En Ukraine, les robots terrestres Murakha transportent munitions et blessés

Robot terrestre chenillé transportant des caisses de ravitaillement sur un terrain boueux
Illustration générée pour RoboActu représentant un robot terrestre logistique sur terrain difficile.

Les robots terrestres ukrainiens prennent une place plus concrète dans la logistique de front. Dans un reportage publié le 10 août, Al Jazeera décrit l’usage de Murakha, un robot chenillé produit par Robotic Complexes à Ternopil, pour transporter des munitions, des vivres, des antennes radio et, dans certaines configurations, évacuer des blessés.

Murakha, dont le nom signifie fourmi en ukrainien, mesure un peu plus d’un mètre de haut selon le reportage.

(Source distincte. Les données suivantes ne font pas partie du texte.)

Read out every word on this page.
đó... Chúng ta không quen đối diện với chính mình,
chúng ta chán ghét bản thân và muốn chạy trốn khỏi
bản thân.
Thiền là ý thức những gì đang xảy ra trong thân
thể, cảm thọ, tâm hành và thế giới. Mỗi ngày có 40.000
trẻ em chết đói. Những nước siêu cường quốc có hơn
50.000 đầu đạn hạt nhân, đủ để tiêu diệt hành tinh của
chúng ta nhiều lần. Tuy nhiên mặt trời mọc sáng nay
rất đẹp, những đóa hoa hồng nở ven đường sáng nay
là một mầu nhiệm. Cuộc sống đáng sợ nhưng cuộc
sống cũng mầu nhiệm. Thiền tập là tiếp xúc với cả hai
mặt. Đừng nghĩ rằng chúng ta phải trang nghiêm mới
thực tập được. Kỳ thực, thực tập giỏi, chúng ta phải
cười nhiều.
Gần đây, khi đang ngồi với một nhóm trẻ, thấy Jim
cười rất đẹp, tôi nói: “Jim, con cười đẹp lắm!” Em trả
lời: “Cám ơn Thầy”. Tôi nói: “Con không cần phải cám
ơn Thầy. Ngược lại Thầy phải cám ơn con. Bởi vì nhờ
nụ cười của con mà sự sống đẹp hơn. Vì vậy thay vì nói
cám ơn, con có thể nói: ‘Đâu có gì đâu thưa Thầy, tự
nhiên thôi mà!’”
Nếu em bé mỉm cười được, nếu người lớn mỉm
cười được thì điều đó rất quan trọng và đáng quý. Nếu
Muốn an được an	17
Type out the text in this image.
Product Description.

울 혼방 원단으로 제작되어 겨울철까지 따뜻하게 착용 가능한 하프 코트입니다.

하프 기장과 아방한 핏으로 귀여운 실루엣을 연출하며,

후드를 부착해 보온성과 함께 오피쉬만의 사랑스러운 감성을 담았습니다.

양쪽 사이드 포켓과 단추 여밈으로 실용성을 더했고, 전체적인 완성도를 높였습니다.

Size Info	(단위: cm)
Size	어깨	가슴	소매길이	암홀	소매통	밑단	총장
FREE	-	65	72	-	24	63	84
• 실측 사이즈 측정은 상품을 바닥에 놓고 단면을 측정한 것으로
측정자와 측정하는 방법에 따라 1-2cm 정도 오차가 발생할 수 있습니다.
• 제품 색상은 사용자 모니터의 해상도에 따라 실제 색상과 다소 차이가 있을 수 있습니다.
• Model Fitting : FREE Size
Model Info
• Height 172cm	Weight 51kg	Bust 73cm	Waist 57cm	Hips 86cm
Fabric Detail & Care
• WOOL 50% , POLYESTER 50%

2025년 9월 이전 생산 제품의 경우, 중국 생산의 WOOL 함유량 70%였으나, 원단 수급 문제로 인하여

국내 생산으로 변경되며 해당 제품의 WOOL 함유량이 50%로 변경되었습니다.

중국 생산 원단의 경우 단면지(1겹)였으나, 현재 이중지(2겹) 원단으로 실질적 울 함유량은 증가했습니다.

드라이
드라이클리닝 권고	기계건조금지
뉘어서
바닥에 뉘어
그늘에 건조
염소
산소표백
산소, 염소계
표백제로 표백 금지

Sa garde au sol élevée et ses chenilles lui permettent de franchir boue, rues endommagées et terrains irréguliers à une vitesse pouvant atteindre 12 km/h. Les opérateurs pilotent l’engin depuis des abris situés loin de la zone la plus exposée, à partir du retour caméra embarqué.

Une logistique robotisée sous contrainte

Le rôle premier de ces robots n’est pas spectaculaire: apporter ce qui manque sans envoyer immédiatement un soldat dans une zone couverte par des drones, de l’artillerie ou des tirs directs. Al Jazeera rapporte qu’un Murakha peut transporter plusieurs centaines de kilogrammes de chargement, tirer une remorque et servir de relais radio pour élargir la portée opérationnelle de drones.

Le reportage décrit aussi des usages plus offensifs ou de récupération. En avril, deux robots terrestres auraient participé à la capture d’une position russe dans la région de Kharkiv, l’un détruisant l’entrée d’un abri et l’autre bloquant la sortie. L’article cite également des modules d’évacuation blindés, chauffés et ventilés, conçus pour ramener un blessé hors d’une zone dangereuse.

Robotic Complexes n’est pas seul. Plus de 200 startups ukrainiennes travailleraient sur des systèmes terrestres similaires, dans un écosystème de guerre où les retours des unités modifient rapidement les machines. Les ateliers dispersés autour de Ternopil servent aussi à réduire le risque qu’une frappe unique paralyse la production.

Notre analyse

Le sujet illustre un basculement important: les robots terrestres quittent le registre du démonstrateur pour devenir des outils de logistique, de liaison et parfois d’action directe. Ils restent moins visibles que les drones aériens, mais leur charge utile, leur autonomie et leur capacité à circuler près du sol changent l’équation pour certaines missions.

Leur faiblesse reste nette. Des soldats cités par Al Jazeera soulignent leur vulnérabilité aux drones adverses et les limites de l’évacuation de blessés sous feu. Un robot lent, bruyant ou bloqué peut devenir une cible. Sa valeur dépend donc de la préparation de mission, de la qualité radio, de la réparabilité et de la coordination avec les unités aériennes.

Pour la robotique civile, l’enseignement est plus large: les plateformes chenillées robustes, téléopérées et réparables rapidement progressent sous des contraintes extrêmes. Les mêmes briques, vision embarquée, navigation sur terrain dégradé, relais radio, modules de charge, auront des retombées dans l’inspection industrielle, le secours, les mines ou les infrastructures. L’Ukraine montre toutefois que le robot utile n’est pas nécessairement humanoïde ni entièrement autonome: il doit surtout faire économiser du risque humain sur une tâche précise.